夫は仕事と会衆のことで忙しかったので、まず私が調べて問題をはっきりさせてから夫に話そうと考えましたが、人生を覆すような情報を一人で抱えていることは苦しいことでした。また、それまで知ることのなかったJW組織の真実の姿と、組織を離れた人たちの悲鳴のような糾弾の言葉は、衝撃的でした。教理については古い出版物や王国会館の図書を調べました。「もしエホバの証人の教えが間違いなら、正しい聖書解釈はどういうものか、1914年の起算年BC607年はエルサレムの崩壊の年か・・図書館に通い、たくさんの歴史や宗教の本を調べました。中澤先生の本や他の資料を求めてE教会を訪ねた時、自分の名前も言わない私をA先生は親切に迎えてくださいました。心から感謝しています。JWICに公開されているたくさんの情報やレイモンドフランズ著「良心の危機」などによって、自分がこれまで何もわかっていなかったことを痛感しました。JWICに寄せられる「読者からの便り」を読んで、多くの誠実な信者が苦悩しながらマインドコントロールから目覚めていることを知り力づけられました。私自身大変混乱し、すべてを捨てて打ち込んできた世界が崩壊していくような苦悩と挫折感と悲しみを味わいました。私は30年もの長きにわたって、組織の教えを鵜呑みにして目を閉じてついてきてしまったと思いました。なぜもっと早くきちんと検証しなかったのか、悔やまれてなりませんでした。

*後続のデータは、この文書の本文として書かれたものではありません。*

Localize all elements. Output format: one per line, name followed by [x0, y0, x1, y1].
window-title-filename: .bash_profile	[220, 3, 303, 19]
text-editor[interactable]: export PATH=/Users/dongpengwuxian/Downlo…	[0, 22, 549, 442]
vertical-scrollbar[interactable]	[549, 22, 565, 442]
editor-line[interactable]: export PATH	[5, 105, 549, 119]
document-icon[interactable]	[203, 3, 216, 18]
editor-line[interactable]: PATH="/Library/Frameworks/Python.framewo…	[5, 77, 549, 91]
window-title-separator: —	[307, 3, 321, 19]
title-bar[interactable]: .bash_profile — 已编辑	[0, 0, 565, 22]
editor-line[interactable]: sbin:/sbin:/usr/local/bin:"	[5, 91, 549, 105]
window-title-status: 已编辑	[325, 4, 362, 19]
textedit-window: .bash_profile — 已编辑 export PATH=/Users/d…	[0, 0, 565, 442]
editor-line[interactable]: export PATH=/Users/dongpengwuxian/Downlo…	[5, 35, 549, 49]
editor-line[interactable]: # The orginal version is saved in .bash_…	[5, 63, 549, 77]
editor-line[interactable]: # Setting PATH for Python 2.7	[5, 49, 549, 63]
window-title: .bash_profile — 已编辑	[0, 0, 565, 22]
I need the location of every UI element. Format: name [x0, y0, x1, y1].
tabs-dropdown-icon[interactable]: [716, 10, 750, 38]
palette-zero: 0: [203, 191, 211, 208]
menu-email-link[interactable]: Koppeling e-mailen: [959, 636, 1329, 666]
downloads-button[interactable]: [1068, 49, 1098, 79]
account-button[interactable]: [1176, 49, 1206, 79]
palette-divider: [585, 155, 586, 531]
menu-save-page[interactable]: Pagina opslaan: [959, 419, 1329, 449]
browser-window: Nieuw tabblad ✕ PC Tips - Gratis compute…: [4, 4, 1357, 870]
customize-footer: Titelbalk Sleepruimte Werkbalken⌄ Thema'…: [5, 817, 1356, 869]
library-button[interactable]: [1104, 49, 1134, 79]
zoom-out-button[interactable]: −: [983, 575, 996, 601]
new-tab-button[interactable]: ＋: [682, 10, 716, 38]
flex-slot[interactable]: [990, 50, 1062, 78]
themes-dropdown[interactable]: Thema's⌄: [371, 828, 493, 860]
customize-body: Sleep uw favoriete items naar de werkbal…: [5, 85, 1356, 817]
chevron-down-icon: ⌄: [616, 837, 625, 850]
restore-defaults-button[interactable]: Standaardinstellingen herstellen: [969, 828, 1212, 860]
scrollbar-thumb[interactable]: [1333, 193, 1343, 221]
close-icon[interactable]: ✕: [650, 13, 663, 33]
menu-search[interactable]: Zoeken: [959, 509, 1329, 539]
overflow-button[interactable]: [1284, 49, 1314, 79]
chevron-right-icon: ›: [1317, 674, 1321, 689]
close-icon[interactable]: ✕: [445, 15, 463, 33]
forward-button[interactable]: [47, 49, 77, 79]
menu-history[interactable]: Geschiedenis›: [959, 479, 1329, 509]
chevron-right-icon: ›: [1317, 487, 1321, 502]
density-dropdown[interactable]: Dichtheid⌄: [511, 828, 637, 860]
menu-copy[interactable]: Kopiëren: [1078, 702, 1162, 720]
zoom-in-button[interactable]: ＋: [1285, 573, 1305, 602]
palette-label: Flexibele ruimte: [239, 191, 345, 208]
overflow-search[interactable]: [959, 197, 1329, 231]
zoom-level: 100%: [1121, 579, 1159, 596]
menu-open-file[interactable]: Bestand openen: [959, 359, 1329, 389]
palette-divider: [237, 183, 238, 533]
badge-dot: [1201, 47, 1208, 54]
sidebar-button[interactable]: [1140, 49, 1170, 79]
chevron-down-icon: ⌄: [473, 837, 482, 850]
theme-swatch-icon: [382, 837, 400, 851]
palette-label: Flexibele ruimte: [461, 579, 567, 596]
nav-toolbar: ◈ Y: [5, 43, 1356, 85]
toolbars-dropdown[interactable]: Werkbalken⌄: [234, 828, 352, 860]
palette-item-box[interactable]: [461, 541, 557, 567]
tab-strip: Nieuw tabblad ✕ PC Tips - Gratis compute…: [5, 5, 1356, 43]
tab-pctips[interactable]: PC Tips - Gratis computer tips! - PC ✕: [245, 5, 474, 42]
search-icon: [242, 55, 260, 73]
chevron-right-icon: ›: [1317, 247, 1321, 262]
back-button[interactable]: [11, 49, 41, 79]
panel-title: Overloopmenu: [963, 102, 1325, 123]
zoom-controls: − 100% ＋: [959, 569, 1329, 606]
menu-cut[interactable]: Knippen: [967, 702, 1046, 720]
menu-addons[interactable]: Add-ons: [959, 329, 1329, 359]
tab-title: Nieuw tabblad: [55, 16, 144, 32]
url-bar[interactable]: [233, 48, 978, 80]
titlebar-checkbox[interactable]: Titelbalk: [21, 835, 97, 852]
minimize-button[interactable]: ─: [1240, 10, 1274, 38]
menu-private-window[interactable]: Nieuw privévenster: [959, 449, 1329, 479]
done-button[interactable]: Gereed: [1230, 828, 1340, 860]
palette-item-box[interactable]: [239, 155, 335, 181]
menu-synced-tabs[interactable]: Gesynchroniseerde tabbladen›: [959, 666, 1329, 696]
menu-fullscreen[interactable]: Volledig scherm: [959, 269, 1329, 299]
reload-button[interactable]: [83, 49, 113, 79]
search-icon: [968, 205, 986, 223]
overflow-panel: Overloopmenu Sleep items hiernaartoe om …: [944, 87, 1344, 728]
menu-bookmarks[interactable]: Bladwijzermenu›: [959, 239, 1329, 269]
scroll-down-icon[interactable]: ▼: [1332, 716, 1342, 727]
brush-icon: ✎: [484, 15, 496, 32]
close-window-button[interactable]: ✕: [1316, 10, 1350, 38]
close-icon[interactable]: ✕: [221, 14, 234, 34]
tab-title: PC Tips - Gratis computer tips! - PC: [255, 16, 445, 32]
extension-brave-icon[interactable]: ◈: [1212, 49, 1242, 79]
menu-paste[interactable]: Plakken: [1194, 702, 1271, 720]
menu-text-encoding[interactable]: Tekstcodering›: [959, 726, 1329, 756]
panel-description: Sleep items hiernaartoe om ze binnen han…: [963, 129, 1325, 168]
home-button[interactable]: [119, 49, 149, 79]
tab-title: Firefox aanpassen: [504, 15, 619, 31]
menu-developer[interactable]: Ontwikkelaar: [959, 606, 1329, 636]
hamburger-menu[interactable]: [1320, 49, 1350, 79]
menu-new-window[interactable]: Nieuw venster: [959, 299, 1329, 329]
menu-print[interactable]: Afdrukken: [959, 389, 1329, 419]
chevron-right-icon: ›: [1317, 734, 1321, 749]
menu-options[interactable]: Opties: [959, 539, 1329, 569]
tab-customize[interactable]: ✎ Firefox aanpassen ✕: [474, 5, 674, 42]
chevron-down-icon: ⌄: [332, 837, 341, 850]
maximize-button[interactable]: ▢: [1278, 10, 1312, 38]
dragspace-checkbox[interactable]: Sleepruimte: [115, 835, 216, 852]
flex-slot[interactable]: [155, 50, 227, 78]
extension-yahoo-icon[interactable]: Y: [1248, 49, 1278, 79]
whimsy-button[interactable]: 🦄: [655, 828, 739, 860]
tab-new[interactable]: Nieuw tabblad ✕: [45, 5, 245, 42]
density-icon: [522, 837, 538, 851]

夫は会衆で長老として奉仕していて、我が家で火曜日の晩に書籍研究が行われていましたが、少しずつ話していくうち、夫は長老の立場を降りました。その後しばらくして集会の場所を変わって頂きました。数ヶ月後、私たち家族は組織の活動から離れました。
JWTCのクラスには、中澤先生にお尋ねしたい聖書に関する質問もあって、1年ほど前に出席しました。出席している皆さんが自由にのびのび参加しておられたことが印象に残りました。草刈先生の「ものみの塔の預言・教理の移り変わり」や他の資料もいただくことができました。JWの組織の中にしか友人のいない私は、JWTCに集う皆さんが示してくださったご親切によって、孤独感が癒され慰められました。
幾つかのキリスト教会の礼拝にも出席してみて、信者の方や牧師とも話をし、信仰の篤い善良な人たちであることがわかりました。神様がこれらの人を滅ぼして、エホバの証人を救うのでしょうか?そのようなことはないでしょう。
現役のJWの中には、わたしが組織を離れても友人でいたいと言ってくれる人たちがいますし、組織に疑問を持っている人もいます。私はそれらの人たちがJW組織の欺瞞と偽善に気づいて、組織のマインドコントロールのもとから自由になれるように願っています。組織から離れる人は利己的な願望を追い求めているとか、不道徳や物質主義だとか見られがちです。正しいことを愛する気持ちに変わりがないことを伝え、親切にし続けたいと思います。また、私たち止めた人間が幸福であることを見てほしいと思います。そんな交流の中で彼らが気づくきっかけとなる情報を分かつなど、私にできることをしていきたいと思っています。